In [0]:
import datetime
from pyspark.sql.types import StructType, StructField, StringType, TimestampType

# Read the model-level report table
try:
    report_df = spark.table("field_demos.ml_ops.master_model_report")
except Exception as e:
    print("Error reading master_model_report table:", e)
    dbutils.jobs.taskValues.set(key="retrain_candidates", value=[])
    raise e

# Filter models that need retraining and collect their names
models_to_retrain = report_df.filter("needs_retrained = true").select("model_name").collect()
candidates = [row["model_name"] for row in models_to_retrain]
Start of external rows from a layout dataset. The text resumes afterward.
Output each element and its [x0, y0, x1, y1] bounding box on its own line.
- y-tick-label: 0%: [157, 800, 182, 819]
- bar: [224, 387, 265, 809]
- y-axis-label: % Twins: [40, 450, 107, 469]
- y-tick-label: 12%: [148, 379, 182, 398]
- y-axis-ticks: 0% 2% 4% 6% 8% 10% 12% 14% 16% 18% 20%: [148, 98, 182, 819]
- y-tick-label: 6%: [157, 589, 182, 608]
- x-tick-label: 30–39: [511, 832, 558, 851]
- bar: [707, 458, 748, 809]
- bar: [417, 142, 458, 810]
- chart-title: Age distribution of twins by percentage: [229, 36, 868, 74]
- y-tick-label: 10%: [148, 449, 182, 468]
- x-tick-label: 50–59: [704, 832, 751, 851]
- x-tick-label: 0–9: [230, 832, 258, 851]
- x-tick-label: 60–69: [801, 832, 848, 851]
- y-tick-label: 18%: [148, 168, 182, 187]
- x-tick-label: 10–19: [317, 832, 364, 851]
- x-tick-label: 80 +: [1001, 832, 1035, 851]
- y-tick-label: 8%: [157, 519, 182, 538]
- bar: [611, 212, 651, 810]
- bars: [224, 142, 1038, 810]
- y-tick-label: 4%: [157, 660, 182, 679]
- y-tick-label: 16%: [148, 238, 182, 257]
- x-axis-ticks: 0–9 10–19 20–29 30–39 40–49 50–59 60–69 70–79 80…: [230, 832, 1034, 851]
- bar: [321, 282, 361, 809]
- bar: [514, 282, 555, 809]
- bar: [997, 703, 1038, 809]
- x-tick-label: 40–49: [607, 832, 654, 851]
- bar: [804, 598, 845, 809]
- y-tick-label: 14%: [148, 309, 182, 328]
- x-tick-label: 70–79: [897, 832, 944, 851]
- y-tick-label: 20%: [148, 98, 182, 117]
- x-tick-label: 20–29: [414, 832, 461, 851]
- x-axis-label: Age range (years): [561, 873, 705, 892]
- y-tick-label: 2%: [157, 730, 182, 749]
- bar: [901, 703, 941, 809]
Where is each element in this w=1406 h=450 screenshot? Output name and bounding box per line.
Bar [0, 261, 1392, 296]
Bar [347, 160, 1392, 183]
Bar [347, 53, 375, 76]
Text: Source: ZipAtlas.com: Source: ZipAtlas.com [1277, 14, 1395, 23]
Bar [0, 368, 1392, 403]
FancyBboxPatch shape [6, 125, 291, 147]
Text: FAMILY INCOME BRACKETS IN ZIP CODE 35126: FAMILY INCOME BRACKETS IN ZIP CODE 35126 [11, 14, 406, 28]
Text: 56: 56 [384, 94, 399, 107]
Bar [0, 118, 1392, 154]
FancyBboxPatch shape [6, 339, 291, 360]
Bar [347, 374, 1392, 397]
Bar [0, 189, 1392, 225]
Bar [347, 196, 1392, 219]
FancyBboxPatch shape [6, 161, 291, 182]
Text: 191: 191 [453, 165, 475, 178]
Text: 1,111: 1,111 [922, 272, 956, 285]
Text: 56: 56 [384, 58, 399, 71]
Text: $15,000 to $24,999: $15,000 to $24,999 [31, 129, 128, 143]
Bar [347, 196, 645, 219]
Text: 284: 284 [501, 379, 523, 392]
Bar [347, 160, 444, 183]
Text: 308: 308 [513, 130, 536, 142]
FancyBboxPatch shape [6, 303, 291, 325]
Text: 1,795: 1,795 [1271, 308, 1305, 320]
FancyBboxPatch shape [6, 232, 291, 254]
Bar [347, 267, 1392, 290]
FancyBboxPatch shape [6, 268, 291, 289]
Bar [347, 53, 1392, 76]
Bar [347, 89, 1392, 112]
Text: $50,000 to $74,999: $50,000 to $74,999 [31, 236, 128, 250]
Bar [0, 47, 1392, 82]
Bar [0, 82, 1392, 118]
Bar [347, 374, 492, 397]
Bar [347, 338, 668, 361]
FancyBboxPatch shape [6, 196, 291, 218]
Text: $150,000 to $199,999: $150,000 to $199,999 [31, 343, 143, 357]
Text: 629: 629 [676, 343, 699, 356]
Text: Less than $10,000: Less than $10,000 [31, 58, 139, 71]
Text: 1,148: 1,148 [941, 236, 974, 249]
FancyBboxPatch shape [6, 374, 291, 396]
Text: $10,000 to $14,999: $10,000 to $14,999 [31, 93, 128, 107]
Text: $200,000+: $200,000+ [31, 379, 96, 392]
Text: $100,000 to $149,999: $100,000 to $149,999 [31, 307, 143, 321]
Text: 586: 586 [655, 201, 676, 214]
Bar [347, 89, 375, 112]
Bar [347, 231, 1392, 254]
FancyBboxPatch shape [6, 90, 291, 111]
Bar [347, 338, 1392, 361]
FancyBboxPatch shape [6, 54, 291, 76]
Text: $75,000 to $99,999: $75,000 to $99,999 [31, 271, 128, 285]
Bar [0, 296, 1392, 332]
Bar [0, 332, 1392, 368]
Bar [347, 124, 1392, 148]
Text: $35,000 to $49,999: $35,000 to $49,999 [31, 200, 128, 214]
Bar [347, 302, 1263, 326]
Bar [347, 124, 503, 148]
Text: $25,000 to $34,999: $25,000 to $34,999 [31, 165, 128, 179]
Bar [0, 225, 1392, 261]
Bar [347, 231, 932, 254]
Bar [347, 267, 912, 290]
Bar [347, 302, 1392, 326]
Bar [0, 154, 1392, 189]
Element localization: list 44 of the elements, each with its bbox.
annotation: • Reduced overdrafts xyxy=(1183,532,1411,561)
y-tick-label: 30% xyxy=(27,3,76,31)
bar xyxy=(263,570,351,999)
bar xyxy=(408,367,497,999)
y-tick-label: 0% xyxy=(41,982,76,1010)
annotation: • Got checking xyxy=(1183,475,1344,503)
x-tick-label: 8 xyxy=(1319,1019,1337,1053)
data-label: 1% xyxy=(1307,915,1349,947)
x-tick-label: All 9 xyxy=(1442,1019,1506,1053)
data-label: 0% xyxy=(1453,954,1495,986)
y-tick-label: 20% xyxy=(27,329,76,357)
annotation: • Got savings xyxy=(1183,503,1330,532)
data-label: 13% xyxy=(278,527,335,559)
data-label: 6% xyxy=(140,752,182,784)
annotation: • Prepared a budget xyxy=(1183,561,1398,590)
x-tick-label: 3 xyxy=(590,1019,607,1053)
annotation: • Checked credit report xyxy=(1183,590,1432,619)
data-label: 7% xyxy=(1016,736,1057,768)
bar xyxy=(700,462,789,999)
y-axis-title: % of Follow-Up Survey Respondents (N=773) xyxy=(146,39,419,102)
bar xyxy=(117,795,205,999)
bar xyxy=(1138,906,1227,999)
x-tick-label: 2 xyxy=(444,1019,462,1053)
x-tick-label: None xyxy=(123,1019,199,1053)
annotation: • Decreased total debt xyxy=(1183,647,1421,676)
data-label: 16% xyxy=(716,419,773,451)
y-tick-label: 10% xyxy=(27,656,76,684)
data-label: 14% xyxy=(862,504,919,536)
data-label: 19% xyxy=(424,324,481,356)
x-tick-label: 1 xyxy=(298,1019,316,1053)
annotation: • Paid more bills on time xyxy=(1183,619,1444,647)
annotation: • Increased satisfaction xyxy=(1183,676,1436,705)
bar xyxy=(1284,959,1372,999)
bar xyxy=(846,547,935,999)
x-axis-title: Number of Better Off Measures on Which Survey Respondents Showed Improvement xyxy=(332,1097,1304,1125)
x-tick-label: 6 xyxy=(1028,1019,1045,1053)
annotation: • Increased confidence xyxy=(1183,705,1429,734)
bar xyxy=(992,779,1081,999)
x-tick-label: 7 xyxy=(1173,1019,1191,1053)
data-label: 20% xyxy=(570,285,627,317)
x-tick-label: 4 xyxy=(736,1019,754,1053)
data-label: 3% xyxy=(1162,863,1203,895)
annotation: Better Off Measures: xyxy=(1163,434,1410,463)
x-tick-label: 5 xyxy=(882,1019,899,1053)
# Build retraining candidate log events
retrain_logs = []
current_time = datetime.datetime.now()
for model_name in candidates:
    retrain_logs.append({
        "model_name": model_name,
        "retrain_time": current_time,
        "status": "Candidate flagged",
        "details": f"Model {model_name} flagged for retraining."
    })

# If any retraining candidates were found, write log events to a Delta table
if retrain_logs:
    log_schema = StructType([
        StructField("model_name", StringType(), True),
        StructField("retrain_time", TimestampType(), True),
        StructField("status", StringType(), True),
        StructField("details", StringType(), True)
    ])

    log_df = spark.createDataFrame(retrain_logs, schema=log_schema)
    log_df.write.format("delta") \
        .mode("append") \
        .saveAsTable("field_demos.ml_ops.model_retrain_log")
    print("Retraining candidate events logged to Delta table 'field_demos.ml_ops.model_retrain_log'.")
else:
    print("No models flagged for retraining.")

# Pass the list of candidate model_ids to the next job task
dbutils.jobs.taskValues.set(key="retrain_candidates", value=candidates)
print("Candidates to retrain passed to next job:", candidates)